Oliver Buchan, LuxLab®, discusses the important lighting considerations for care facilities and improving the comfort of dementia patients.
When designing a facility with dementia patients in mind, it is very easy to talk exclusively about the provision of light in terms of practicalities, but there is so much more that good lighting addresses. In a dementia-friendly setting, the lit environment has the ability to reduce disorientation, confusion and falls by revealing forms within the space. It can also increase social interactions, optimism, attention span and independence by delivering a stimulating visual field.
These are all aspects that are highly desirable not only for those living with dementia, but also for the people that care for them.
The ageing process alone has a major impact on the eye, with suggested illumination levels often being two to four times greater for the elderly compared to a 20-year old. Increased light levels normally lead to better perception of detail, not just for function (tasks such as reading) but also as a way of encouraging interactions (such as playing card games or helping with chores).
However, the distribution of light within a space is critical to its success. Glare from poorly located directional luminaires (or indeed reflections from specular surfaces) significantly reduces the ability to interpret the surrounding scene, whilst a uniformly diffused illumination will struggle to generate the levels of contrast necessary to reveal three dimensional forms such as furniture.
Daylight and Stimulation
Another area of active research preoccupying lighting designers at the moment is the way light can affect the body clock. A lot remains undiscovered, but it is undisputable that starting the day with high (but not oppressive) light levels and subsequently maintaining the normal pattern of day and night is very important in entraining circadian rhythms. This regulation of the body clock can have a major influence on quality of sleep, appetite, bowel functions and mood - all aspects of life that can be problematic for those living with dementia.

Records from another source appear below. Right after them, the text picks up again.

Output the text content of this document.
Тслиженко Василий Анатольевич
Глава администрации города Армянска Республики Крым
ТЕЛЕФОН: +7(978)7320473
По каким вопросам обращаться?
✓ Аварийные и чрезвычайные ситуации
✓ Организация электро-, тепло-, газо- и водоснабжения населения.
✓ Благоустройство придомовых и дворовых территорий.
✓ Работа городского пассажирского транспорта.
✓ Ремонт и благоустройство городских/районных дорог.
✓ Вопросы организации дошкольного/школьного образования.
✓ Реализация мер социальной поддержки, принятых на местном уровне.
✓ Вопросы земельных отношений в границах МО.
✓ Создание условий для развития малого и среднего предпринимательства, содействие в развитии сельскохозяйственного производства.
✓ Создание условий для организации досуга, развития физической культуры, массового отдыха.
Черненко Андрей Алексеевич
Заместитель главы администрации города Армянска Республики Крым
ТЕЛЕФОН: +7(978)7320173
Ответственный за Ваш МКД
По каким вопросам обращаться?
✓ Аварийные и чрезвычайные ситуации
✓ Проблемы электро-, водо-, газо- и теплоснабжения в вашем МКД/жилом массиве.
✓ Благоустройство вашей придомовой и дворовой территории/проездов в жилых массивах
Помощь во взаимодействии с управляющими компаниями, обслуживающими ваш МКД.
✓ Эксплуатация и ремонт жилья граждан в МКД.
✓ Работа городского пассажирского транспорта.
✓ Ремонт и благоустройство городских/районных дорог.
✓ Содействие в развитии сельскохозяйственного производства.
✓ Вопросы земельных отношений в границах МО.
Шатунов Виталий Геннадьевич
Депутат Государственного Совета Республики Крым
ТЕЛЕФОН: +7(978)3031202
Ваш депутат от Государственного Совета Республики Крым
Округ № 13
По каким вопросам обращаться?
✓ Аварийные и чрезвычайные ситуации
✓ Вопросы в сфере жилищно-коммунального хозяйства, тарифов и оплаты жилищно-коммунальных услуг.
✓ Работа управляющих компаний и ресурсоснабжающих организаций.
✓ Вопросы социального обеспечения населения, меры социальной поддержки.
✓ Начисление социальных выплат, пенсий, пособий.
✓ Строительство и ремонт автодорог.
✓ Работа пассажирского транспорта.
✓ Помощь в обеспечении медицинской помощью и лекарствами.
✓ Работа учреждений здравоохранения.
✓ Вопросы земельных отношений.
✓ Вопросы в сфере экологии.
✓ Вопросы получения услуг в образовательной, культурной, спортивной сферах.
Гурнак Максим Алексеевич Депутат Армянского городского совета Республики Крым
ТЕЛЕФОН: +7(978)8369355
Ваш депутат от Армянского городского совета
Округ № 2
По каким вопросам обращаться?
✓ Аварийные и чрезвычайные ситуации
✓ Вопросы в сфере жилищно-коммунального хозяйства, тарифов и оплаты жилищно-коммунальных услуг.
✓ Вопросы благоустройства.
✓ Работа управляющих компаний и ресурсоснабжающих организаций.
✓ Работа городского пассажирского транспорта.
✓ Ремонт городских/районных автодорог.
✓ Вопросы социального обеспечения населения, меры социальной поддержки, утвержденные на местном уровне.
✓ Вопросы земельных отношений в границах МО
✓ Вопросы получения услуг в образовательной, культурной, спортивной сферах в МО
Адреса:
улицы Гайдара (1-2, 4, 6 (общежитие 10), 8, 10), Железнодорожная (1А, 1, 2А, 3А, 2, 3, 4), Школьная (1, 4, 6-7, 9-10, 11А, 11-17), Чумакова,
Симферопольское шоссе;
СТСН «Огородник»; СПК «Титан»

Bringing daylight into the living space (or indeed enabling residents to spend time outdoors) is a simple step to create this desirable link with the outside world and deliver a changing quality of light throughout the day. Additionally it gives many opportunities to automatically switch off artificial lighting and save considerable amounts of energy.
From the perspective of the lit environment, high daylight ingress can also bring issues associated with glare, extreme changes in light level (often associated with falls) and a distortion of the perceived shape of a space.
Luminaires that can deliver a range of colour temperatures are a fairly simple and appropriate solution. In conjunction with a suitable control system (DALI or wireless for example) they can deliver changeable light colour and quantity throughout the day. By delivering the two colour temperatures from different types of luminaire it is possible to provide a directional warm white and a diffuse (possibly uplit) cool white, further mimicking natural light throughout a clear sunny day. This relatively simple configuration can be remarkably effective.
An equally important part of simulating the natural daylight cycle is to ensure appropriately low levels of illumination are used during the night. Circadian rhythms are reinforced by a regular pattern of lower levels of warm light in the late evening, reducing to an amber night light during periods of sleep. Night lighting is clearly important for enabling care staff to move around the building and monitor residents as appropriate, and also for the safety and reassurance of any residents that may be awake.
These factors all go towards creating a dementia-friendly design where the patient is the focus but every occupant benefits.